Today, several African-American groups are encouraging members of the community who embrace outdoor recreation. The largest of these groups is Outdoor Afro, based out of San Francisco. Outdoor Afro’s mission statement is to “disrupt the false perception that black people do not have a relationship with nature.” The organization also aims to stimulate African-American participation in the outdoors.
Oprah decided in 2010 to see what camping was like and share it with the world. When a National Park Service Ranger sent her a letter stating that only one percent of park visitors annually are African-American, Oprah came to the rescue and set out to go camping. First, she went to an outfitter specializing in outdoor equipment to gather supplies then headed for Yosemite National Park.

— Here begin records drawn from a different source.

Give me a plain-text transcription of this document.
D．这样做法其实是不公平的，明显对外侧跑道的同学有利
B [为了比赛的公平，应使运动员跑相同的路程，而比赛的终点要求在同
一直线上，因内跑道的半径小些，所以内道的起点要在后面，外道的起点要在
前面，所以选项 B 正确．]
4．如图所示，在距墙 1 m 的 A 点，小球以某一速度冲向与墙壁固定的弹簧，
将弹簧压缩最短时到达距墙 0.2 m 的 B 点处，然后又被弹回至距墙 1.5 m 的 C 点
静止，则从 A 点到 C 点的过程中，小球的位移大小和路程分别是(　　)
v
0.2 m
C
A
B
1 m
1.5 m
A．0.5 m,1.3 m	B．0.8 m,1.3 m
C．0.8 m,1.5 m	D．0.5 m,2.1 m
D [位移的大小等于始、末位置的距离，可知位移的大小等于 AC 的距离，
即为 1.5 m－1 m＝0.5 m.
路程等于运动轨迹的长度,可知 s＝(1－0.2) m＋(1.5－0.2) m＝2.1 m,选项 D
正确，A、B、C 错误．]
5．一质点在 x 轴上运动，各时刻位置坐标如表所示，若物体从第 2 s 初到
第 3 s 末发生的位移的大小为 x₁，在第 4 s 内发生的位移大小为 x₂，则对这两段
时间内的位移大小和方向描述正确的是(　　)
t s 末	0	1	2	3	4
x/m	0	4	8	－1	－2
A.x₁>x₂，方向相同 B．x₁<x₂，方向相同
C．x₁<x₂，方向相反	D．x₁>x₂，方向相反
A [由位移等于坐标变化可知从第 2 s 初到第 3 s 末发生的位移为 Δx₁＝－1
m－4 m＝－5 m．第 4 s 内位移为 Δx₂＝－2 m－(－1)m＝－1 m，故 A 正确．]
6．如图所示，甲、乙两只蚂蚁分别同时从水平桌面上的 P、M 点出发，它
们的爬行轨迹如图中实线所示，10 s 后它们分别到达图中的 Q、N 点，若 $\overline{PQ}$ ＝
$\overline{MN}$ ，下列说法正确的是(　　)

Oprah thoroughly enjoyed the experience saying “Just the beauty of the park. Everything about it is spectacular…being surrounded by the cathedral of stone. Now I want to see all the other National Parks.”
Last year on National Trails Day, June 2, the Appalachian Trail Conservancy (ATC) teamed up with the Harpers Ferry National Historical Park to lead an African-American History Hike. Participants were guided along a one-mile route that began at the ATC’s Visitor Center in Harper’s Ferry. The hike consisted of various educational discussions, including the famous abolitionist John Brown’s raid of the Harpers Ferry Federal Armory, the creation of Storer College, one of our nation’s first higher learning institutions open to African-Americans and the Niagara Movement, a civil rights organization founded in 1905 that aimed to eliminate racial segregation.
When enjoying nature and the fresh air, take a moment to reflect on those who worked tirelessly to create such a place of beauty. African-Americans have worked to preserve a place for future generations in the great outdoors. We take time in February, during Black history month, to reflect on the African-American volunteers of the Civilian Conservation Corps. Adventure on!